Unter den Verhafteten befinden sich Beamte, Krankenpfleger, Ärzte, Anwälte und sogar Geistliche. Neben orthodoxen Priestern traf es in Addis vor zwei Wochen auch 34 Ordensleute und Mitarbeiter der Salesianer Don Boscos. Während einige von ihnen freikamen, befinden sich die aus Tigray stammenden weiter in Gewahrsam. „Polizisten in Zivil knöpfen sich Leute in Cafes und Bars vor, während Nachbarschaftskomitees mit Stöcken durch etliche Bezirke der Hauptstadt patrouillieren und Menschen, die sie nicht zuordnen können, den Behörden melden“, schreibt das Politmagazin „The Africa Report“ (15. November). Die Behörden rechtfertigen ihr Vorgehen damit, bei Hausdurchsuchungen auf Bomben und Feuerwaffen gestoßen zu sein.
400.000 Betroffene des Konflikts in Tigray leiden akut an Hunger; mehr als 2,7 Millionen sind landesweit auf der Flucht. Unterdessen wächst die Sorge, Äthiopiens Bürgerkrieg könne auf die Region übergreifen. „Äthiopien hat 110 Millionen Einwohner. Wenn es implodiert, hätte das negative Auswirkungen auf all seine Nachbarländer“, so Südafrikas Ex-Präsident Kgalema Motlanthe. Auch US-Außenminister Antony Blinken, der diese Woche Ostafrika besucht, warnte vor einem solchen „desaströsen“ Szenario.

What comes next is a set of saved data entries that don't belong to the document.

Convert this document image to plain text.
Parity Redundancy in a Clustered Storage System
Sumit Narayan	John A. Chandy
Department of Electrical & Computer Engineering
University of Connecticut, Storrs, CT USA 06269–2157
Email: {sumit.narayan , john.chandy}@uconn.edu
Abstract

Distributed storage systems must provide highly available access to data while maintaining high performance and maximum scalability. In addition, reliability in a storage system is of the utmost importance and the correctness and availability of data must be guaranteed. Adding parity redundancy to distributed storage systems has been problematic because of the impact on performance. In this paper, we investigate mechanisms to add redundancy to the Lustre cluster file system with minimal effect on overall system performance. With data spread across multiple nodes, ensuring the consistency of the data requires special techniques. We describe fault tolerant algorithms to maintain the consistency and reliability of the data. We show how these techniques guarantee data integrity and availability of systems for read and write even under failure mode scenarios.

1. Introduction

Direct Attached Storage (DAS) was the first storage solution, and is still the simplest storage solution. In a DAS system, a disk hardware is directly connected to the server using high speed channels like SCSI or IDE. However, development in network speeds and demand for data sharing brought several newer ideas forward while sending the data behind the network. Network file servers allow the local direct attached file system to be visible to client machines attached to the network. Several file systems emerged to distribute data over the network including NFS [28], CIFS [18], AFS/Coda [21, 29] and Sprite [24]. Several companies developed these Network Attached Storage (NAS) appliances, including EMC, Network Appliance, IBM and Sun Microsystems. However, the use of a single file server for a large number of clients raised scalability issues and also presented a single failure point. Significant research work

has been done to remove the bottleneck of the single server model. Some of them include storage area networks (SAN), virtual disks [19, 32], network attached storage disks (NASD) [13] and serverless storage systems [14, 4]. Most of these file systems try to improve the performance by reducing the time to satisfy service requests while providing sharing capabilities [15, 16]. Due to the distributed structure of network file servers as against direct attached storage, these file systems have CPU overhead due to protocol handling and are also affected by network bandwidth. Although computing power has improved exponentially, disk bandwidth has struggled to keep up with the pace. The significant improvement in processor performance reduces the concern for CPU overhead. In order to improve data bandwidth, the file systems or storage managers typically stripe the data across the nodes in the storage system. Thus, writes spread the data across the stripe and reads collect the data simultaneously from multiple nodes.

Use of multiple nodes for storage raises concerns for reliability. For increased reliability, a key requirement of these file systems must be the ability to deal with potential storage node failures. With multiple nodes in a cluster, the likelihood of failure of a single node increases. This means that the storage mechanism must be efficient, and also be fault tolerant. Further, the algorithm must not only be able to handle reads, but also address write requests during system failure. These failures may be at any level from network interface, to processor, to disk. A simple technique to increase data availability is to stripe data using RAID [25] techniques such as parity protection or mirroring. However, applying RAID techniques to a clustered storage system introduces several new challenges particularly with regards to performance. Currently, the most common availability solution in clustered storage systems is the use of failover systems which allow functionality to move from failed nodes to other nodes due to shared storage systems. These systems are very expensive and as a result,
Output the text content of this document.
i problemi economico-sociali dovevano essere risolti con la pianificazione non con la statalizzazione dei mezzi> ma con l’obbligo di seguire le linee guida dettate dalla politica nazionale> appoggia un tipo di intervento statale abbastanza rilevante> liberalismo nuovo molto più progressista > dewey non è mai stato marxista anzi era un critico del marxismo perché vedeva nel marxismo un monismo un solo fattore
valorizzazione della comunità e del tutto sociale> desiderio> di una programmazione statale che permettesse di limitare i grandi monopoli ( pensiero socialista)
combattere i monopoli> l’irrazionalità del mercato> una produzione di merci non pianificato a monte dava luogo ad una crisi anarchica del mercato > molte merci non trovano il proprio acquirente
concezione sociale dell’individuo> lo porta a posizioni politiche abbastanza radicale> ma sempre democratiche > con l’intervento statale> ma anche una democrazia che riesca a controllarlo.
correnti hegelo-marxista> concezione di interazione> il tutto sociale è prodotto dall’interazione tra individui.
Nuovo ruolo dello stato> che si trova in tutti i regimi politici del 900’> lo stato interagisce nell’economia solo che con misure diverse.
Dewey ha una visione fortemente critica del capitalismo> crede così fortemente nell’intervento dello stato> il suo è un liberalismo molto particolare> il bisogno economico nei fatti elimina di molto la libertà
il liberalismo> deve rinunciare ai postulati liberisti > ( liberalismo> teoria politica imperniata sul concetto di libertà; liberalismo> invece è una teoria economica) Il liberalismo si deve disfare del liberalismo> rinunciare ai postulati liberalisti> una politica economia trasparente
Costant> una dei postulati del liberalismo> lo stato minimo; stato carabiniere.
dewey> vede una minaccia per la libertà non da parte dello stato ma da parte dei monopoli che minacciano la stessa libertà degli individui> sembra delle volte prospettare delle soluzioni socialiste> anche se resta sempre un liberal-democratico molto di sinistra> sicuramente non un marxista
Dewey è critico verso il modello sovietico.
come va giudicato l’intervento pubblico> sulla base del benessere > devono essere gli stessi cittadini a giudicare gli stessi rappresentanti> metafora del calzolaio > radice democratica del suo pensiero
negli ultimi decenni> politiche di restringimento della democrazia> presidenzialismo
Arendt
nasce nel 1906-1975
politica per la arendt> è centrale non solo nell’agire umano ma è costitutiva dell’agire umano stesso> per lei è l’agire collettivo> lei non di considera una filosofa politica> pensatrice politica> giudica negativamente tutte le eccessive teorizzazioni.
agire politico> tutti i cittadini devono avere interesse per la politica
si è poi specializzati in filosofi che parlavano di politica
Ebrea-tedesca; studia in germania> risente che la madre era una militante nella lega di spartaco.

Laut der Äthiopien-Forscherin Beardsworth würden Friedensgespräche keine einfache Aufgabe. „Die Gefahr ist, dass die Regierung und andere Gruppen interkommunale Spannungen an Orten, wo es tigrayische und andere Minderheiten gibt, absichtlich verschärft haben.“ Damit es zu Gesprächen kommt, verlangt Abiys Regierung von den Rebellen einen Rückzug in ihre Heimatregion. Für die Separatisten scheidet das aber aus. Eine weitere Eskalation könnte Abiy zum Umdenken zwingen.
Neben Verhandlungen könnte noch ein Aspekt eine Lösung bringen, wie Mohammed Girma argumentiert, Dozent an der Universität Roehampton: Religion. „Äthiopien ist eine tiefgläubige Nation. Christen wie Muslime können nicht nur faszinierende Geschichten von ihren jeweiligen Ursprüngen erzählen, sondern auch davon, wie sie durch Verhandlungen einen gemeinsamen Platz fanden.“ Girma meint, Kirchen und Moscheen hätten das Potenzial, mit einer „interreligiösen Friedensbemühung“ zu mobilisieren.